Los jubilados copan las barras y los asambleístas se derriten

La Asamblea ratifica el incentivo a los jubilados. Los beneficiarios son 8.500 maestros retirados. Un nuevo frente de egresos se le abre al Gobierno.

Quito /
11 ene 2019 / 00:00

La votación fue unánime, como no podía ser de otra manera: las barras altas estaban llenas de maestros jubilados y los discursos para la galería se habían prolongado por dos horas. Nadie desaprovechó su oportunidad de congraciarse con las masas. Al final, el pleno de la Asamblea se ratificó en su resolución original que el presidente había vetado. Ahora el Estado tendrá que reconocer las bonificaciones jubilares de los maestros desde el año 2008.

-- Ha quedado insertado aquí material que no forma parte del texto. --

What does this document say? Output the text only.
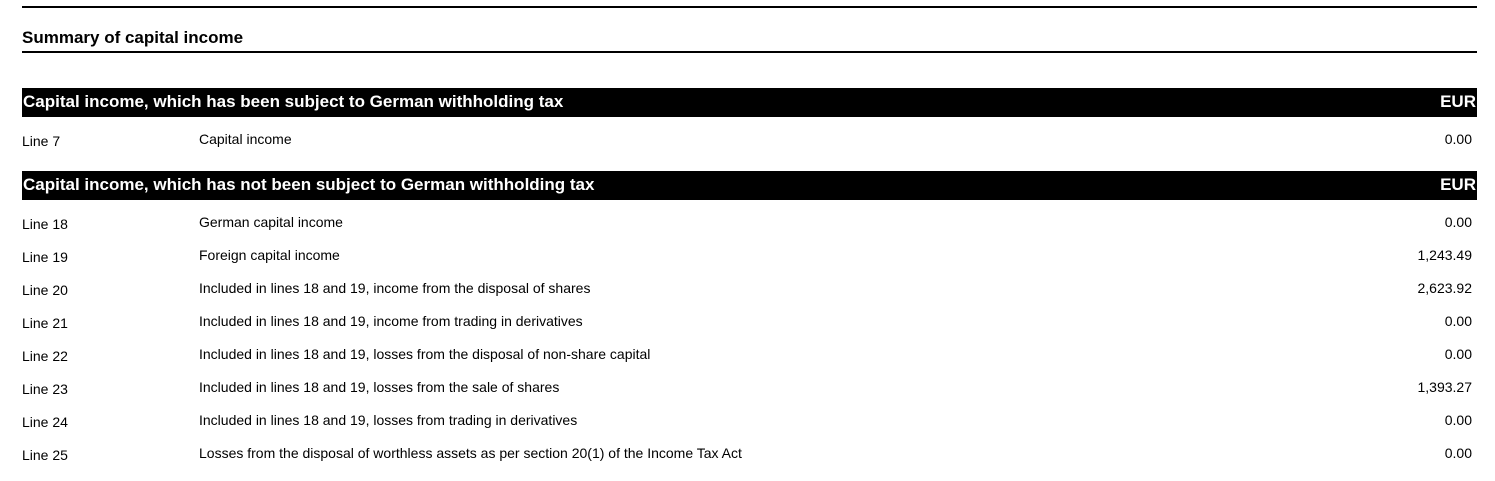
Summary of capital income
Capital income, which has been subject to German withholding tax	EUR
Line 7	Capital income	0.00
Capital income, which has not been subject to German withholding tax	EUR
Line 18	German capital income	0.00
Line 19	Foreign capital income	1,243.49
Line 20	Included in lines 18 and 19, income from the disposal of shares	2,623.92
Line 21	Included in lines 18 and 19, income from trading in derivatives	0.00
Line 22	Included in lines 18 and 19, losses from the disposal of non-share capital	0.00
Line 23	Included in lines 18 and 19, losses from the sale of shares	1,393.27
Line 24	Included in lines 18 and 19, losses from trading in derivatives	0.00
Line 25	Losses from the disposal of worthless assets as per section 20(1) of the Income Tax Act	0.00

La presidenta Elizabeth Cabezas empezó dándose un baño de popularidad entre las barras, donde multiplicó abrazos y prodigó sonrisas. Luego arrancó la sesión, dando la bienvenida a los maestros y lanzándoles flores, especialmente a su viejo profesor de primaria que se encontraba entre ellos.

El ministro de Trabajo, Raúl Ledesma, fue recibido de entrada y pronunció un discurso vergonzante. Ni siquiera él se atrevió a indisponerse con las barras. En lugar de defender el veto presidencial, como era su deber, reconoció la justicia del reclamo, echó al gobierno anterior la culpa que le corresponde y se comprometió a seguir, con el ministro de Finanzas, buscando la plata para pagar a todos. Setecientos millones dijo que se necesitan y no hay.

Mientras hablaba, fue varias veces interrumpido por Augusto Espinosa, el exministro de Educación del correísmo, que le gritaba desde su escaño para desmentirlo. Armado de paciencia, Ledesma no se dejó intimidar ni retrocedió un centímetro, hasta que intervino la presidenta para enmendar la situación, por demás irregular. Pero en lugar de llamar la atención a Espinosa, que era el desaforado, se dirigió al ministro.

Dos horas de debate no añadieron nada a lo evidente: la jubilación es un derecho constitucional y no precisa ser ratificado por juez alguno. La moción de ratificarse en el texto original, presentado por Homero Castanier, recibió el apoyo de los 119 asambleístas presentes.

La decisión aumenta beneficiarios

Según la Ley Interpretativa, cuyo veto presidencial fue votado ayer por la Asamblea Nacional, los maestros que se acogieron al retiro, desde octubre de 2008, tienen derecho al pago de una compensación, de acuerdo con la edad y los años de servicio en el magisterio.

El Gobierno Nacional había planteado que solo se cuente a quienes se jubilaron desde marzo de 2011. Ahora, el Gobierno tiene que pagar hasta un máximo de 160 salarios básicos unificados (59.100 dólares) a los 8.500 profesores que se jubilaron desde el 2008.